We went to the Bread and Puppet Museum and Workshop as part of our participation in the Collective Encuentro, an artist retreat to discuss collective art practice in Montpelier, VT. The retreat was organized by Dont Rhine of Ultra-Red and Faith Wilding of subRosa, two artists who work in collectives of their own. Participants at the event were from several different art groups including the Visible Collective (New York), L.A. Art Girls, Midwest Radical Culture Corridor, Temporary Services (Chicago, Copenhagen, Philadelphia), Regional Relationships (Chicago), and Machete (Philadelphia) among several others.

The Museum and Workshop are on the grounds of an old farm. A big barn, home to hundreds of puppets, big and small, from years and years of Bread and Puppet productions sits next to the main farm house. The barn also houses the gift shop where you can pick up some cheap art, part of the Bread and Puppet Cheap Art philosophy.
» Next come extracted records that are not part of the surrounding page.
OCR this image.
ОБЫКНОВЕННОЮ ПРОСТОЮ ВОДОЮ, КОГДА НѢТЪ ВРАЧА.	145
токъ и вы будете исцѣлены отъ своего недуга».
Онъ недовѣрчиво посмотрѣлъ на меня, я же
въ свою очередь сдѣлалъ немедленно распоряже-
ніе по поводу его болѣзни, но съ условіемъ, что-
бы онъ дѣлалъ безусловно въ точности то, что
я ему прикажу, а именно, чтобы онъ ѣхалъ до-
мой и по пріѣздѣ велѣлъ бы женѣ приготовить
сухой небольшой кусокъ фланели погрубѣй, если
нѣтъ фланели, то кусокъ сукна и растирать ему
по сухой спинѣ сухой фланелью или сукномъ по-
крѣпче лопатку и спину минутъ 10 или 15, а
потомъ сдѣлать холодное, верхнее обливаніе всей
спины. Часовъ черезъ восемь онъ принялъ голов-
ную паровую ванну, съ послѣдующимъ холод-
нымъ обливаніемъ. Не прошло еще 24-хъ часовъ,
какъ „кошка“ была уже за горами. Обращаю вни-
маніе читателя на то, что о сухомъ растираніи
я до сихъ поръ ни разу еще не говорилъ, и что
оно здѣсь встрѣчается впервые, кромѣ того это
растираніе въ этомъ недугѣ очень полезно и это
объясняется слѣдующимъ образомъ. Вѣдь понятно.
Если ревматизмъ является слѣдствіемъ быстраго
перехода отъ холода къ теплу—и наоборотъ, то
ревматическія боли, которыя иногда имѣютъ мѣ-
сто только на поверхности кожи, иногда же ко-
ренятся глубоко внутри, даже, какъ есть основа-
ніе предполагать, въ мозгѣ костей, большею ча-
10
On the grounds of farm there is a print shop, a bread oven, an outdoor kitchen, and forest and fields.

During the summer the farm is staffed with between 80 and 90 people. Interns, regular staff, and others live and work at the museum, print shop, and produce the summer pageant. People travel from around the world to make the puppets, play music, write, and perform the large scale puppet theater that takes place on the grounds of the farm.

The Possibilitarians-the name of the 3 hour, outdoor pageant of puppetry  that took place in the farm’s naturally occurring amphitheater. Every Sunday throughout the summer months, Bread and Puppet performs through the afternoon, starting with a circus sideshow and then moving into a more vaudevillian/political theater pageant, and concluding with new, large-scale puppet pageant written by Schumann.

Dressed in white, the performers of all ages ran through a series of short sketches led by a raucous band of musicians. The troupe covered drone warfare, wind power, oil economy, and environmental collapse with humor and joy. A crowd of several hundred people laughed as the Bread and Puppet players performed their exaggerated spectacle. Long-legged, oddly shaped people danced next to animal puppets, airplane puppets, and wind farm puppets.

Actors came from all sides of the amphitheater-over hills, from behind trees, on stilts, etc.

After our afternoon in the sun, it was easy to see why the Bread and Puppet Theater is such a celebrated phenomena. The performers are committed to a lifestyle that resists the dominant narratives in our society. The people in this field of puppets are actively trying to create the images, myths, stories, and songs that will sustain and carry us through the global economic collapse and cultural shift that we are currently experiencing.

Our group was moved to love or hate by the performance. Several people were frustrated by the father like role that the Bread and Puppet director, Peter Schumann plays in the community. Others were simply turned off by the distinct aesthetics that characterize the experience. Still others were moved and inspired by the idea of giant paper mache heads rolling over hills in rural Vermont.

As artists, Bread and Puppet is doing something right in their ability to sustain the interest of such a diverse audience- toddlers to teenagers to senior citizens- with the difficult subject matter they are engaged with.